The Yukon government is suing a former employee for issuing over $44,000 in allegedly fraudulent cheques to a local skating club.
The lawsuit, filed Dec. 2, alleges Charlene Armstrong used her position working for the Department of Tourism and Culture to issue two fraudulent cheques.
According to the government, she issued a first cheque of nearly $24,600 in May 2013 to the Arctic Edge Skating Club.
She issued a second cheque of more than $19,400 in August that same year to the skating club.
That’s when a clerical error led to “the discovery of the fraud,” the government said.
In the court document, the government says it conducted its own investigation during which Armstrong admitted to forging the necessary paperwork to issue the cheques.
“Further, she admitted that, after the cheque was issued, she had destroyed file copies of the documents relating to the payment,” the statement of claim reads.
Armstrong was fired on Sept. 6, 2013, the government said.
In December 2015, she settled with the government, the lawsuit says, agreeing to repay the amount of the first cheque, plus three per cent interest, which would be around $26,000.
She had to pay by September 2016 or the government would sue her. The government says she didn’t pay the money back.
None of these allegations have been proven in court.
The Arctic Edge Skating Club declined to comment, though it did confirm that Armstrong used to sit on the club’s board as the treasurer.
Multiple calls to Armstrong and her lawyer were not returned by deadline early Wednesday.
The Yukon government provided $34,900 in funding to the Arctic Edge Skating Club for the 2014-2015 fiscal year, according to a June 2014 government press release.

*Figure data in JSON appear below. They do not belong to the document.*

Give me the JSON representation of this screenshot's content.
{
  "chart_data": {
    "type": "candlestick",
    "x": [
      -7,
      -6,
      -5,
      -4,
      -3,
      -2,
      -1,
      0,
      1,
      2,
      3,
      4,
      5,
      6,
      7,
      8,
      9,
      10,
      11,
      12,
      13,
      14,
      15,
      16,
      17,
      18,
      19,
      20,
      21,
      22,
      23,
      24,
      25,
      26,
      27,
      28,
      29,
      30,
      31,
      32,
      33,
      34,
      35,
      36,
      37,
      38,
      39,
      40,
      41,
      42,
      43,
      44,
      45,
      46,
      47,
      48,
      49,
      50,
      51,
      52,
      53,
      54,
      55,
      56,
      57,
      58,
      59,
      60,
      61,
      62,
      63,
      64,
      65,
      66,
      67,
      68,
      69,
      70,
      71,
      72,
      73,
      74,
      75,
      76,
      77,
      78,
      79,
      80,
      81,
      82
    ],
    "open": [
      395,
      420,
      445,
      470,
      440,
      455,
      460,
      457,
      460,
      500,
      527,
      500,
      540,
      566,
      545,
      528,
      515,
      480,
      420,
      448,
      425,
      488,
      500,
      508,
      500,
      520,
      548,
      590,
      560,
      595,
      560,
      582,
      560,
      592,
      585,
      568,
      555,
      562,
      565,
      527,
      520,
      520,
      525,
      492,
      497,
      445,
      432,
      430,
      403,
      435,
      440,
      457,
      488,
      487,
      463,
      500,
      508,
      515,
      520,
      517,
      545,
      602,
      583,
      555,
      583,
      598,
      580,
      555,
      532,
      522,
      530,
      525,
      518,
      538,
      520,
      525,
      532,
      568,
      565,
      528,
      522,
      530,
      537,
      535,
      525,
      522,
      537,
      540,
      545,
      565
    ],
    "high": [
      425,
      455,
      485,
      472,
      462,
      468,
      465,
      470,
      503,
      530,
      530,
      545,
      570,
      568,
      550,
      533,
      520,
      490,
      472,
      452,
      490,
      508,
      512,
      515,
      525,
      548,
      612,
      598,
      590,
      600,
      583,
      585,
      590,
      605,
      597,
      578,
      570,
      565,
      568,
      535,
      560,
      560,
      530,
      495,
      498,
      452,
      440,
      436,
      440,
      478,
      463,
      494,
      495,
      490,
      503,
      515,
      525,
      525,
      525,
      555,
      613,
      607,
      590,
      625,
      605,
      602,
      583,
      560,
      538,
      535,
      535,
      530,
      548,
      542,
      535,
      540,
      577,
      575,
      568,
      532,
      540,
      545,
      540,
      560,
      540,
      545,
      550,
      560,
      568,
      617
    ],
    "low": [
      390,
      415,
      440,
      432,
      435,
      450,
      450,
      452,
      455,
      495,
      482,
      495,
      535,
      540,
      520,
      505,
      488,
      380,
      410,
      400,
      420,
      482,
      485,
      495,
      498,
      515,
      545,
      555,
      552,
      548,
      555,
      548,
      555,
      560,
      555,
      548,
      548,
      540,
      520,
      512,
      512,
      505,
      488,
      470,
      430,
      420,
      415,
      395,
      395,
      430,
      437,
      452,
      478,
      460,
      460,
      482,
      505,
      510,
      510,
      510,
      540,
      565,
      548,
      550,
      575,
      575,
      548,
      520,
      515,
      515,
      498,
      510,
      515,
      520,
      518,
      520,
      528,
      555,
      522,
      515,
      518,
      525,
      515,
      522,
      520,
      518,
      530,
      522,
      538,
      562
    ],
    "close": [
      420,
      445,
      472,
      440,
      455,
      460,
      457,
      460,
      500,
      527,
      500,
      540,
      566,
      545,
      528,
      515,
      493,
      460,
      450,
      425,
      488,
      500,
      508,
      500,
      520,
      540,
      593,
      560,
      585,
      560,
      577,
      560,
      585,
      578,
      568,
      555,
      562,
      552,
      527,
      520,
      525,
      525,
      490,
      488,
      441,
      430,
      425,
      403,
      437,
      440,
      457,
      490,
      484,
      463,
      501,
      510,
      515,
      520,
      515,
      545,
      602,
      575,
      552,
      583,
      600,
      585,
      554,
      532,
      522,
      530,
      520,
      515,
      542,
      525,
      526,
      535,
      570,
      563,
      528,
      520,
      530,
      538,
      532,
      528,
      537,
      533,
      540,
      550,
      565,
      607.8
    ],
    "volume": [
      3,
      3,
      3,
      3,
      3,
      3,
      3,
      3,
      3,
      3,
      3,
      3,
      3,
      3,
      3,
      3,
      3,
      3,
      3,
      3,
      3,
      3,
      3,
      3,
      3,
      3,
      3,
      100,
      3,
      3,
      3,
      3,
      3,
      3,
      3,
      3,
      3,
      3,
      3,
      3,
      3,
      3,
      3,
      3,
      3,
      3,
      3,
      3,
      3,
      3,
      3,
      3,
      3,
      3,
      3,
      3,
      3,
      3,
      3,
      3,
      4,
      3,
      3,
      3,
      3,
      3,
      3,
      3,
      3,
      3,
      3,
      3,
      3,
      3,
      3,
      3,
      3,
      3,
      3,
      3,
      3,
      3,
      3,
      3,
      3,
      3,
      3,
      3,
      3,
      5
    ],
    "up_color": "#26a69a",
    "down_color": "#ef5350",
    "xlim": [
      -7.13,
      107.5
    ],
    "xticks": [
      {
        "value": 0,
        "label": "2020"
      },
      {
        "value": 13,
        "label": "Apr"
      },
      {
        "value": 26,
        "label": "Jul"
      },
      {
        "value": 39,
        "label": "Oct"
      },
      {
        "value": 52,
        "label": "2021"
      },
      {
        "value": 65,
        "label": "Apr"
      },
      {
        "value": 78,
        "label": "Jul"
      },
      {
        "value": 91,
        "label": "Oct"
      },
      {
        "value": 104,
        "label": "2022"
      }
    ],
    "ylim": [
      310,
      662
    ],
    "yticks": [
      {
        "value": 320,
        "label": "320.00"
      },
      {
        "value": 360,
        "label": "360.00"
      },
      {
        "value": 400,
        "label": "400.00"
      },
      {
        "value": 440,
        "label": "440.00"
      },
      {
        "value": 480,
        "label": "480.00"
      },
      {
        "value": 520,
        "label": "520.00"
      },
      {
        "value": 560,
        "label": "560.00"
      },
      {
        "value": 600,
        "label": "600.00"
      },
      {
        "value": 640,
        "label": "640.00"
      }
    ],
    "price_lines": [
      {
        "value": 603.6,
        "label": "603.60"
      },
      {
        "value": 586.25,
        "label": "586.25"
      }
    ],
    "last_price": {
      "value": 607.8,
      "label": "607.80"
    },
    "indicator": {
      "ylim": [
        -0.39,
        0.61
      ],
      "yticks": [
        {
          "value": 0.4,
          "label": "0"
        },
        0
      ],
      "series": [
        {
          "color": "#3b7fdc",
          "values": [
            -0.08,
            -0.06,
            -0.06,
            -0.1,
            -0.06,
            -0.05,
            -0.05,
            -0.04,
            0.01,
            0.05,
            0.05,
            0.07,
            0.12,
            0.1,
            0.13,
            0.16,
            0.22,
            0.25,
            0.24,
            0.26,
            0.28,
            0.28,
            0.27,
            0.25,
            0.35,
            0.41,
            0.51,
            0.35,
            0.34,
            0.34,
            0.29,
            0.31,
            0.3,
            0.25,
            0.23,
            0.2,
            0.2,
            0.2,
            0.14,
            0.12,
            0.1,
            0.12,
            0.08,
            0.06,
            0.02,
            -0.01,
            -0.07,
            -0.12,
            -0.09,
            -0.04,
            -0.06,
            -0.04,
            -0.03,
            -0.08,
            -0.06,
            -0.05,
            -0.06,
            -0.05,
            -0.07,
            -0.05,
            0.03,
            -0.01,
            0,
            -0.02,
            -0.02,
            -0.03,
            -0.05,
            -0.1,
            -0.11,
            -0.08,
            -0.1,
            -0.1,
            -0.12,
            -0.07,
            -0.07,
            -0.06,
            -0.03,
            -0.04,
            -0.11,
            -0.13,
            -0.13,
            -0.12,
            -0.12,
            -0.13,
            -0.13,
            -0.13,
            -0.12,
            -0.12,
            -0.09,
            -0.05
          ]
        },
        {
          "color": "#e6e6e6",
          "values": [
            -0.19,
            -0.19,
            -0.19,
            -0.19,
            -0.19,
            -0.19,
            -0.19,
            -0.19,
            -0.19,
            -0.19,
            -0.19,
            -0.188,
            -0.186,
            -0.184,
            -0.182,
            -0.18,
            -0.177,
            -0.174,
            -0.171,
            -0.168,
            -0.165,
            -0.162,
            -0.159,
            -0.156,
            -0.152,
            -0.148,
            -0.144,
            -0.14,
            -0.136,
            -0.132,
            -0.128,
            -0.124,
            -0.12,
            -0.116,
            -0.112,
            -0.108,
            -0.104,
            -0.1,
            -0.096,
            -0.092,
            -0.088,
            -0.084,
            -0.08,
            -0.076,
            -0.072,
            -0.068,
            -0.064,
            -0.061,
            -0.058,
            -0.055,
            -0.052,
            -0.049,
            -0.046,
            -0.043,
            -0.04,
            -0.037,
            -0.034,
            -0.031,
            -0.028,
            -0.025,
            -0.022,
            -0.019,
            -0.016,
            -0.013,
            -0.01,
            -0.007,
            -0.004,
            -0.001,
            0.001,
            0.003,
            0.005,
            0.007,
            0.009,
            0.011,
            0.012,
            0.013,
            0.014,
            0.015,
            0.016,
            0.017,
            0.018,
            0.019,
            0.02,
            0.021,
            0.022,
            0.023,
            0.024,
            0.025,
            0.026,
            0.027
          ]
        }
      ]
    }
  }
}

Minutes of the club’s executive committee meeting showed Armstrong was heavily involved in the club’s operations as early as 2008.
Those minutes are available online as far back as 2007, except for a September 2013 meeting that is listed on the website, but with no actual document attached.
Through 2015, the minutes note some discussions that were held in camera — privately with only the executive present and not recorded in the minutes — under the tag “correspondence.”
At the club’s 2012 annual general meeting, Armstrong passed a motion to waive “the audit,” with no information provided on the context of that motion.
While the government’s lawyers addressed a statement of claim to the Yukon law firm Austring, Fendrick & Fairman, it’s not clear whether the firm still represents her.
Last year, the firm went to court over Armstrong’s unpaid legal bills.
In a January 2015 letter Shayne Fairman wrote that Armstrong had accumulated $4,800 in unpaid legal bills and that she had refused to communicate with the law firm.
The file lists three cases the law firm represented her for, including one labelled “misappropriation of funds.”
In February 2015 a Yukon Supreme Court clerk issued an order for Armstong to repay the money. There is no indication in the court file that she did.